Pre-Listing/Pre-Sale Inspections

Eventually your buyers are going to conduct an inspection. You may as well know what they are going to find by getting there first. The author points out that having an inspection performed ahead of time helps in many other ways:

  • It allows you to see your home through the eyes of a critical third-party
  • It helps you to price your home realistically
  • It permits you to make repairs ahead of time so that:
  • Defects won't become negotiating stumbling blocks later
  • There is no delay in obtaining the Use and Occupancy permit
  • You have the time to get reasonably priced contractors or;
  • Make the repairs yourself, if qualified
  • It may encourage the buyer to waive the inspection contingency
  • It may alert you of items of immediate personal concern, such as radon gas or active termite infestation
  • It reduces your liability by adding professional supporting documentation to your disclosure statement
  • It may alert you to immediate safety issues before agents and visitors tour your home

A Pre-Sale Inspection Gives Home Sellers The Competitive Edge

Most real estate agents will agree that a house in good physical condition is more likely to sell, and command a higher price, than one that needs a great deal of repair. Yet according to home inspection experts, approximately half of the resale homes on the market today have at least one significant defect, and just about all homes need some maintenance and repair work.

Addressing problems before listing not only makes the property more attractive and desirable, it also simplifies the negotiation process when the time comes for the buyer's pre-purchase home inspection. A favourable home inspection report offered by the seller confirms the buyer's initial good feelings about the home, and helps to expedite the sale.

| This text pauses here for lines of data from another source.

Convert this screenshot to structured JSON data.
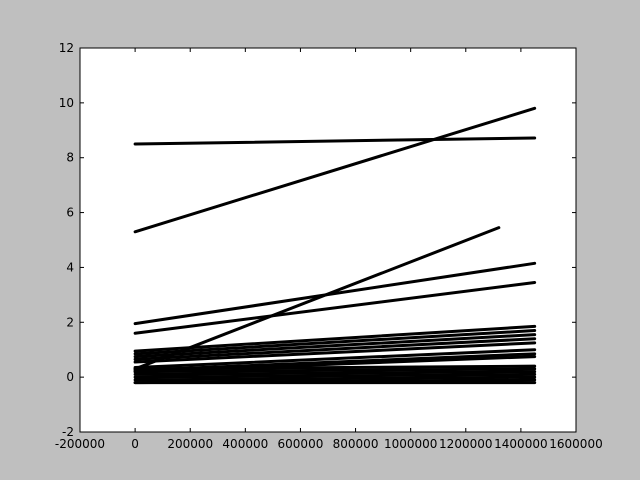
{
  "chart_data": {
    "type": "line",
    "title": "",
    "xlabel": "",
    "ylabel": "",
    "xlim": [
      -200000,
      1600000
    ],
    "ylim": [
      -2,
      12
    ],
    "xticks": [
      -200000,
      0,
      200000,
      400000,
      600000,
      800000,
      1000000,
      1200000,
      1400000,
      1600000
    ],
    "yticks": [
      -2,
      0,
      2,
      4,
      6,
      8,
      10,
      12
    ],
    "xtick_labels": [
      "-200000",
      "0",
      "200000",
      "400000",
      "600000",
      "800000",
      "1000000",
      "1200000",
      "1400000",
      "1600000"
    ],
    "ytick_labels": [
      "-2",
      "0",
      "2",
      "4",
      "6",
      "8",
      "10",
      "12"
    ],
    "grid": false,
    "legend": "none",
    "line_color": "#000000",
    "series": [
      {
        "x": [
          0,
          1450000
        ],
        "y": [
          8.5,
          8.72
        ]
      },
      {
        "x": [
          0,
          1450000
        ],
        "y": [
          5.3,
          9.8
        ]
      },
      {
        "x": [
          0,
          1320000
        ],
        "y": [
          0.3,
          5.45
        ]
      },
      {
        "x": [
          0,
          1450000
        ],
        "y": [
          1.95,
          4.15
        ]
      },
      {
        "x": [
          0,
          1450000
        ],
        "y": [
          1.6,
          3.45
        ]
      },
      {
        "x": [
          0,
          1450000
        ],
        "y": [
          0.95,
          1.85
        ]
      },
      {
        "x": [
          0,
          1450000
        ],
        "y": [
          0.85,
          1.7
        ]
      },
      {
        "x": [
          0,
          1450000
        ],
        "y": [
          0.75,
          1.55
        ]
      },
      {
        "x": [
          0,
          1450000
        ],
        "y": [
          0.65,
          1.4
        ]
      },
      {
        "x": [
          0,
          1450000
        ],
        "y": [
          0.55,
          1.25
        ]
      },
      {
        "x": [
          0,
          1450000
        ],
        "y": [
          0.35,
          1.0
        ]
      },
      {
        "x": [
          0,
          1450000
        ],
        "y": [
          0.25,
          0.85
        ]
      },
      {
        "x": [
          0,
          1450000
        ],
        "y": [
          0.2,
          0.75
        ]
      },
      {
        "x": [
          0,
          1450000
        ],
        "y": [
          0.3,
          0.4
        ]
      },
      {
        "x": [
          0,
          1450000
        ],
        "y": [
          0.2,
          0.3
        ]
      },
      {
        "x": [
          0,
          1450000
        ],
        "y": [
          0.1,
          0.2
        ]
      },
      {
        "x": [
          0,
          1450000
        ],
        "y": [
          0.0,
          0.1
        ]
      },
      {
        "x": [
          0,
          1450000
        ],
        "y": [
          -0.1,
          0.0
        ]
      },
      {
        "x": [
          0,
          1450000
        ],
        "y": [
          -0.2,
          -0.1
        ]
      },
      {
        "x": [
          0,
          1450000
        ],
        "y": [
          -0.2,
          -0.2
        ]
      }
    ]
  }
}
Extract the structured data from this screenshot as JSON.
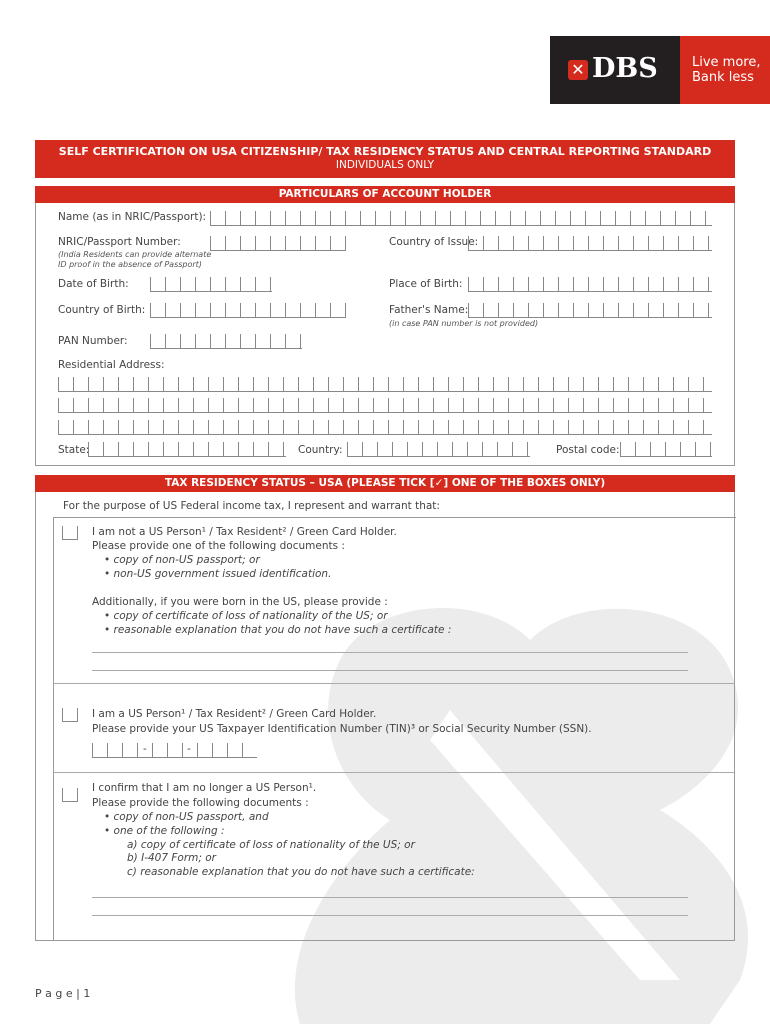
{
  "logo": {
    "brand": "DBS",
    "tagline_1": "Live more,",
    "tagline_2": "Bank less",
    "colors": {
      "black": "#231f20",
      "red": "#d52b1e"
    }
  },
  "title": {
    "main": "SELF CERTIFICATION ON USA CITIZENSHIP/ TAX RESIDENCY STATUS AND CENTRAL REPORTING STANDARD",
    "sub": "INDIVIDUALS ONLY"
  },
  "particulars": {
    "header": "PARTICULARS OF ACCOUNT HOLDER",
    "name": "Name (as in NRIC/Passport):",
    "nric": "NRIC/Passport Number:",
    "nric_note_1": "(India Residents can provide alternate",
    "nric_note_2": "ID proof in the absence of Passport)",
    "country_issue": "Country of Issue:",
    "dob": "Date of Birth:",
    "place_birth": "Place of Birth:",
    "country_birth": "Country of Birth:",
    "father": "Father's Name:",
    "father_note": "(in case PAN number is not provided)",
    "pan": "PAN Number:",
    "address": "Residential Address:",
    "state": "State:",
    "country": "Country:",
    "postal": "Postal code:"
  },
  "tax": {
    "header": "TAX RESIDENCY STATUS – USA (PLEASE TICK [✓] ONE OF THE BOXES ONLY)",
    "intro": "For the purpose of US Federal income tax, I represent and warrant that:",
    "opt1": {
      "l1": "I am not a US Person¹ / Tax Resident² / Green Card Holder.",
      "l2": "Please provide one of the following documents :",
      "b1": "•  copy of non-US passport; or",
      "b2": "•  non-US government issued identification.",
      "l3": "Additionally, if you were born in the US, please provide :",
      "b3": "•  copy of certificate of loss of nationality of the US; or",
      "b4": "•  reasonable explanation that you do not have such a certificate :"
    },
    "opt2": {
      "l1": "I am a US Person¹ / Tax Resident² / Green Card Holder.",
      "l2": "Please provide your US Taxpayer Identification Number (TIN)³ or Social Security Number (SSN).",
      "dash": "-"
    },
    "opt3": {
      "l1": "I confirm that I am no longer a US Person¹.",
      "l2": "Please provide the following documents :",
      "b1": "•  copy of non-US passport, and",
      "b2": "•  one of the following :",
      "a": "a) copy of certificate of loss of nationality of the US; or",
      "b": "b) I-407 Form; or",
      "c": "c) reasonable explanation that you do not have such a certificate:"
    }
  },
  "footer": {
    "page": "P a g e | 1"
  }
}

To identify the building components that are most in need of repair, many sellers commission inspections before putting up the "for Sale" sign. The person best qualified to do this is a professional home inspector.
According to the professional inspectors, a home buyer's primary concern is the condition of the home's basic structure and major electrical and mechanical Systems. Sure, they are concerned about; flooring, paint colour and other elements, but they know they can change these things relatively inexpensively. Most buyers, particularly when there's a large selection of homes to choose from, consider only those homes which don't require a great deal of time and money to repair.

The best items to repair, then, are those which typically appear on home inspection reports. A recent survey of professionals found that the #1 problem was improper grading and drainage around the house, a leading contributor to foundation water penetration. The second most frequently found problem area was the electrical system, including situations such as insufficient electrical service to the house, inadequate overload protection, and amateur, often dangerous, wiring connections. Though these problems are not especially costly to fix, they do significantly affect a buyer's impression of a home.

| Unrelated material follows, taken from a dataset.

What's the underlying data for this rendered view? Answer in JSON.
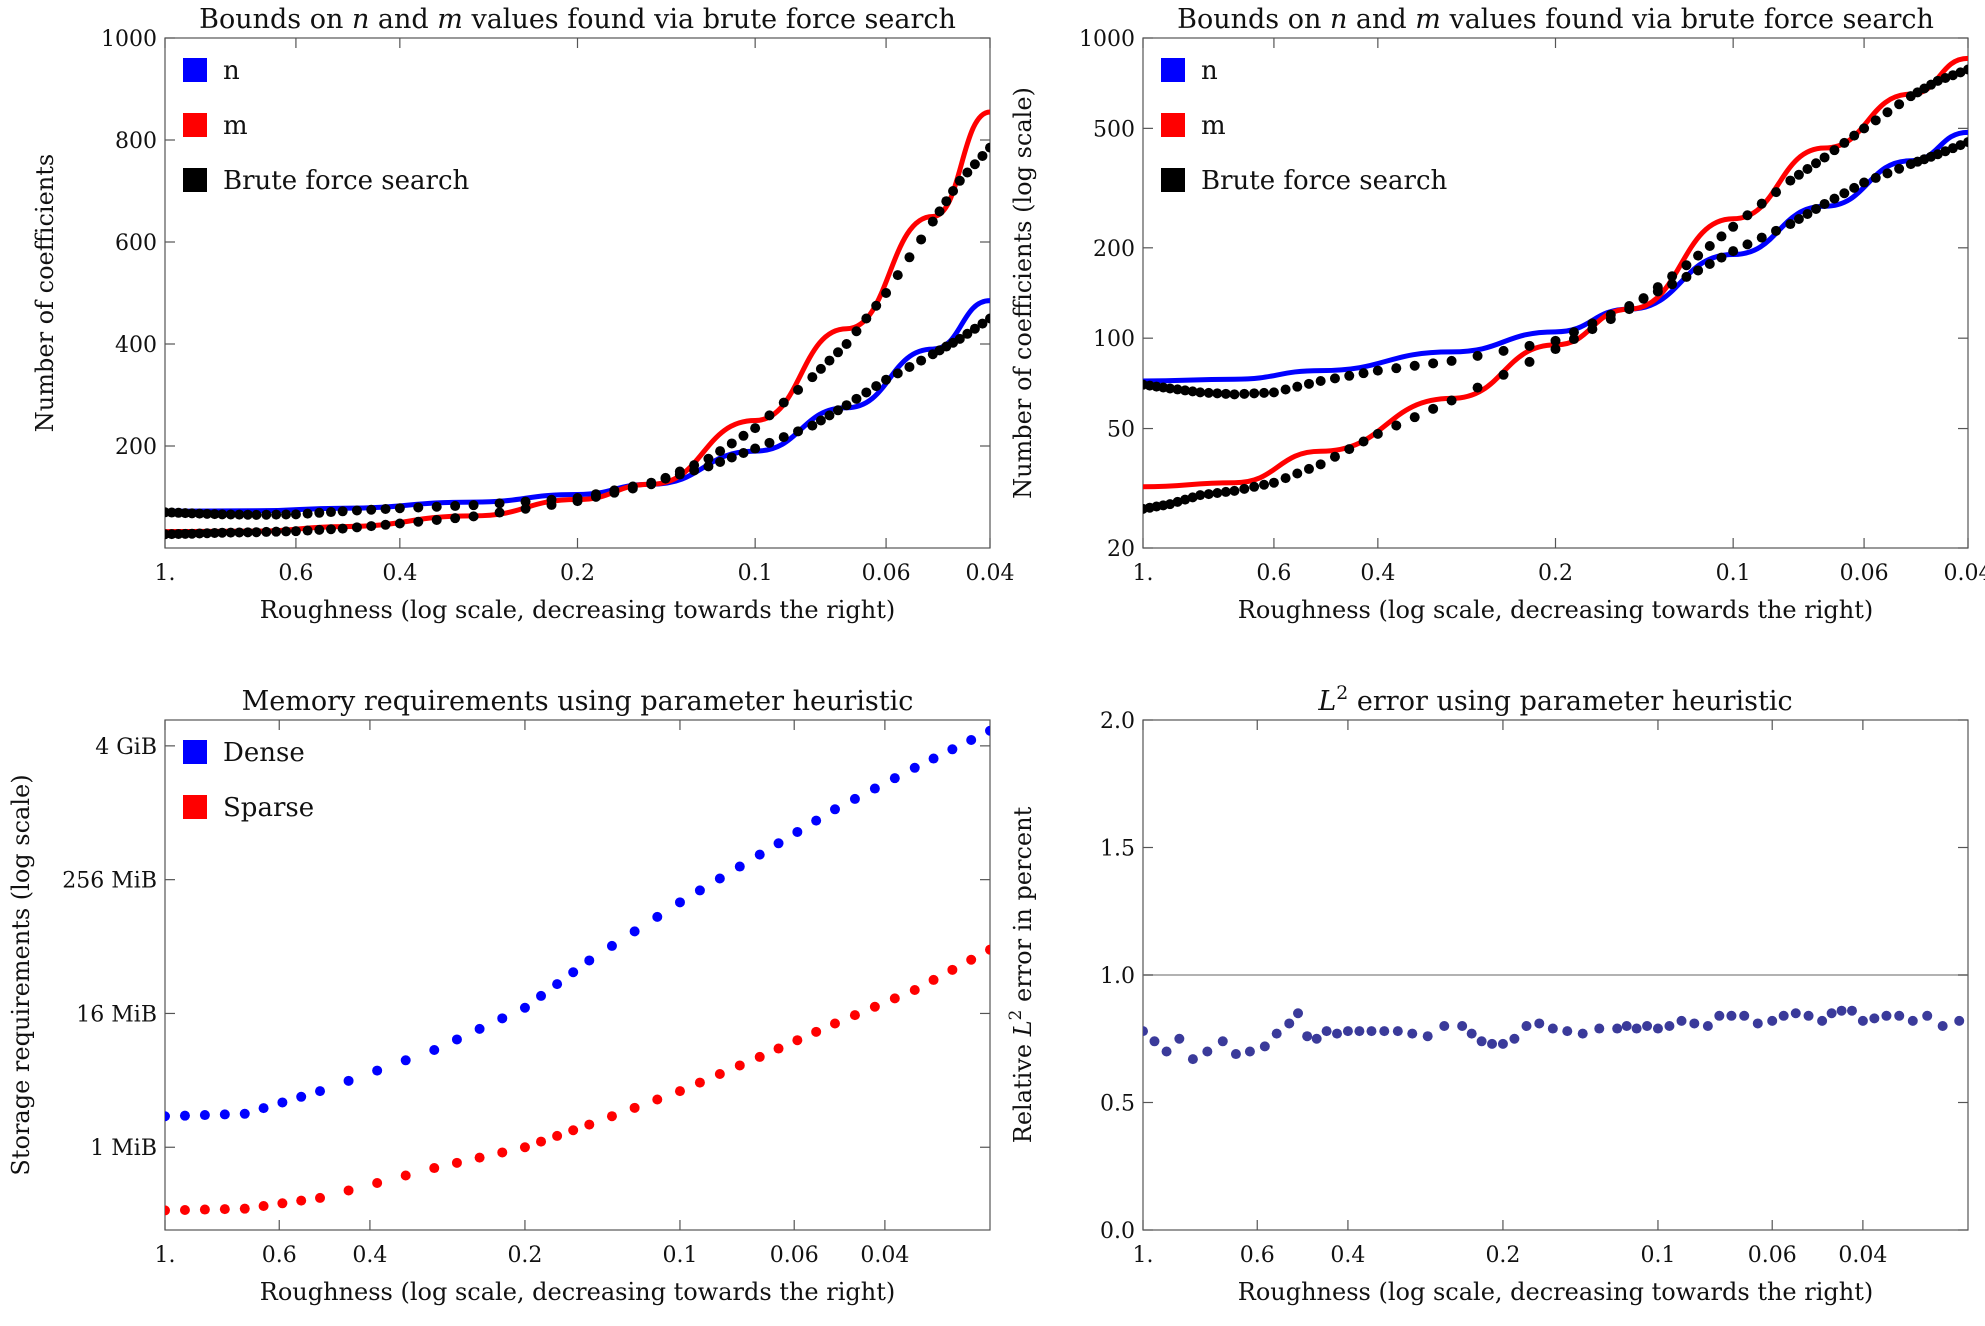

Roof damage, and mechanical problems with the heating and air conditioning systems, were the third and fourth most frequently reported problems. Repairing worn or improper roof flashing as well as faulty HVAC controls are examples of maintenance investments that will pay off when the time comes for the buyer's own evaluation.

Pre-sale home inspections can also point out important safety precautions which buyers will appreciate, such as installing Ground Fault Circuit Interrupters (GFCI's) in "wet" areas, such as kitchen counter tops, bathrooms, and exterior outlets and safe storage of flammable products.

When selecting a home inspector for this pre-sale evaluation, it is important to look for someone with the right professional qualifications, objectivity, and training; someone who has demonstrated competence in this field, and will not use the inspection, for example, to solicit repair work. An inspector's membership in a professional home inspectors' association should therefore be a primary consideration.